The Bernese Mountain Dog has a powerful head, triangular ears that are set high but fall to the sides, and very bright, almond-shaped, dark brown eyes.

History of the Bernese Mountain Dog breed

Belonging to the molossoid breeds of which the oldest known is the Tibetan Mastiff, the Bernese Mountain Dog would have appeared in Switzerland, in two villages located near Bern which are Dürrbach and Berthoud. The ancestor of this breed would have been used by the Romans to pull the loads of dairy products or as a herdsman. It was also used as a fighting dog in the past. Because of its origins as a draught dog, the Bernese Mountain Dog was for a long time called the poor man's horse. In Switzerland, it became one of the most famous dogs for searching in the snow. Some associations also use its skills as a guide for the blind. The official recognition of the breed was made in 1913.

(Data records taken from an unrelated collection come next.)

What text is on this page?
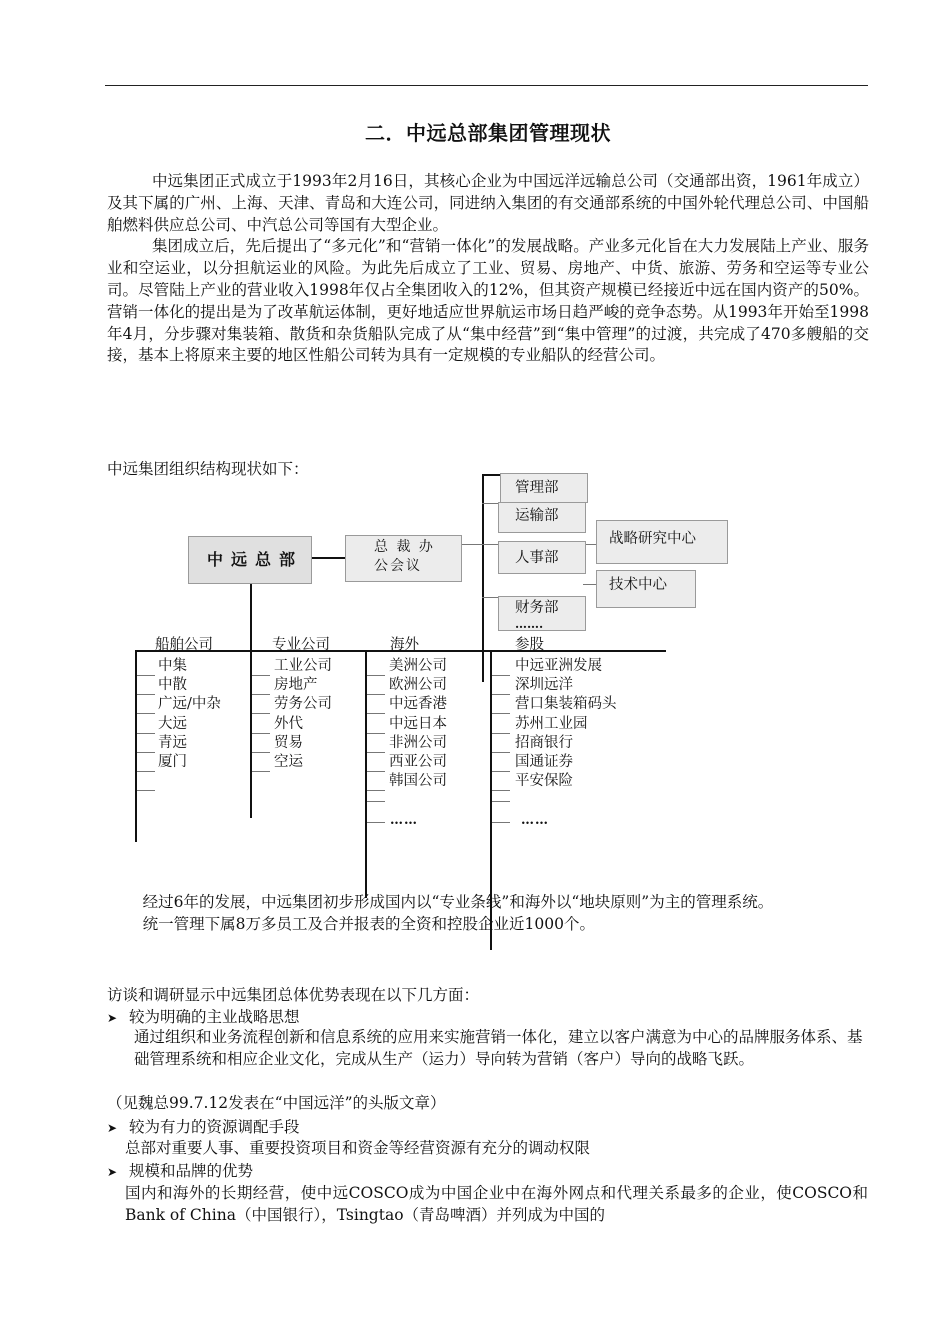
二．中远总部集团管理现状

中远集团正式成立于1993年2月16日，其核心企业为中国远洋远输总公司（交通部出资，1961年成立）及其下属的广州、上海、天津、青岛和大连公司，同进纳入集团的有交通部系统的中国外轮代理总公司、中国船舶燃料供应总公司、中汽总公司等国有大型企业。

集团成立后，先后提出了“多元化”和“营销一体化”的发展战略。产业多元化旨在大力发展陆上产业、服务业和空运业，以分担航运业的风险。为此先后成立了工业、贸易、房地产、中货、旅游、劳务和空运等专业公司。尽管陆上产业的营业收入1998年仅占全集团收入的12%，但其资产规模已经接近中远在国内资产的50%。营销一体化的提出是为了改革航运体制，更好地适应世界航运市场日趋严峻的竞争态势。从1993年开始至1998年4月，分步骤对集装箱、散货和杂货船队完成了从“集中经营”到“集中管理”的过渡，共完成了470多艘船的交接，基本上将原来主要的地区性船公司转为具有一定规模的专业船队的经营公司。

中远集团组织结构现状如下：
管理部
运输部
人事部
财务部
…….
战略研究中心
技术中心
中远总部
总 裁 办
公会议
船舶公司	专业公司	海外	参股
中集
中散
广远/中杂
大远
青远
厦门
工业公司
房地产
劳务公司
外代
贸易
空运
美洲公司
欧洲公司
中远香港
中远日本
非洲公司
西亚公司
韩国公司
……
中远亚洲发展
深圳远洋
营口集装箱码头
苏州工业园
招商银行
国通证券
平安保险
……

经过6年的发展，中远集团初步形成国内以“专业条线”和海外以“地块原则”为主的管理系统。

统一管理下属8万多员工及合并报表的全资和控股企业近1000个。

访谈和调研显示中远集团总体优势表现在以下几方面：
➤ 较为明确的主业战略思想
通过组织和业务流程创新和信息系统的应用来实施营销一体化，建立以客户满意为中心的品牌服务体系、基础管理系统和相应企业文化，完成从生产（运力）导向转为营销（客户）导向的战略飞跃。
（见魏总99.7.12发表在“中国远洋”的头版文章）
➤ 较为有力的资源调配手段
总部对重要人事、重要投资项目和资金等经营资源有充分的调动权限
➤ 规模和品牌的优势
国内和海外的长期经营，使中远COSCO成为中国企业中在海外网点和代理关系最多的企业，使COSCO和Bank of China（中国银行），Tsingtao（青岛啤酒）并列成为中国的
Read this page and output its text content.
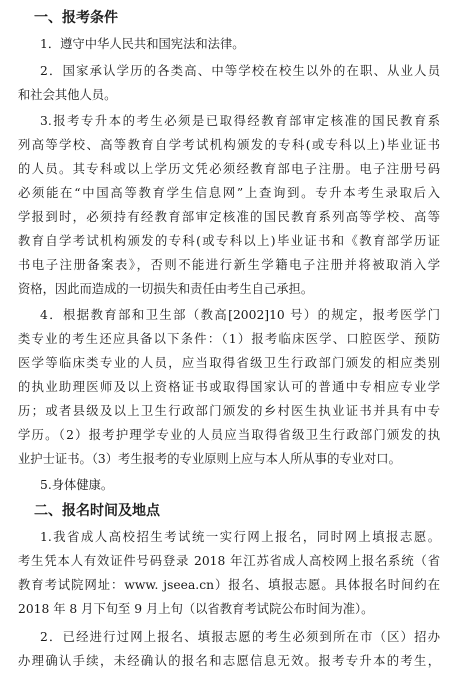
一、报考条件
1．遵守中华人民共和国宪法和法律。
2．国家承认学历的各类高、中等学校在校生以外的在职、从业人员
和社会其他人员。
3.报考专升本的考生必须是已取得经教育部审定核准的国民教育系
列高等学校、高等教育自学考试机构颁发的专科(或专科以上)毕业证书
的人员。其专科或以上学历文凭必须经教育部电子注册。电子注册号码
必须能在“中国高等教育学生信息网”上查询到。专升本考生录取后入
学报到时，必须持有经教育部审定核准的国民教育系列高等学校、高等
教育自学考试机构颁发的专科(或专科以上)毕业证书和《教育部学历证
书电子注册备案表》，否则不能进行新生学籍电子注册并将被取消入学
资格，因此而造成的一切损失和责任由考生自己承担。
4．根据教育部和卫生部（教高[2002]10 号）的规定，报考医学门
类专业的考生还应具备以下条件：（1）报考临床医学、口腔医学、预防
医学等临床类专业的人员，应当取得省级卫生行政部门颁发的相应类别
的执业助理医师及以上资格证书或取得国家认可的普通中专相应专业学
历；或者县级及以上卫生行政部门颁发的乡村医生执业证书并具有中专
学历。（2）报考护理学专业的人员应当取得省级卫生行政部门颁发的执
业护士证书。（3）考生报考的专业原则上应与本人所从事的专业对口。
5.身体健康。
二、报名时间及地点
1.我省成人高校招生考试统一实行网上报名，同时网上填报志愿。
考生凭本人有效证件号码登录 2018 年江苏省成人高校网上报名系统（省
教育考试院网址：www. jseea.cn）报名、填报志愿。具体报名时间约在
2018 年 8 月下旬至 9 月上旬（以省教育考试院公布时间为准）。
2．已经进行过网上报名、填报志愿的考生必须到所在市（区）招办
办理确认手续，未经确认的报名和志愿信息无效。报考专升本的考生，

Necessary living conditions and behavior of the Bernese Mountain Dog

Affectionate and calm, the Bernese Mountain Dog has a great need for human contact and remains very loyal to its masters. Moreover, it supports very hardly the change of owner. This strong attachment to the members of its family is even worth the nickname of "pot de colle" in the canine sphere. Although it is not very sporty, this dog will not be reluctant to go for a few long walks. He will not dare to move too far from his masters at the time of his walks, it is thus possible to let him roam without leash. In a desire to protect his family, the Bernese Mountain Dog can also be suspicious of strangers. Nevertheless, he will calm down as soon as he feels that there is no danger.

As for its living environment, as it is a mountain dog, it will prefer large spaces to narrow places. Notice to those who have a garden in their home, this dog is made for you.

Food and main health problems of the Bernese Mountain Dog

The Bernese Mountain Dog is a greedy animal. For his well-being and health, it is advisable to take time to prepare home-made meals and not to give him leftovers. If this is not possible due to lack of time, premium type kibbles are suitable for a daily quantity of 570 grams divided into two meals.

On the health side, although it is known for its robustness, this breed is not immune to certain disorders such as stomach torsion or hip dysplasia. The Bernese Mountain Dog is also one of the breeds that can be frequently affected by cancers, including those of genetic origin.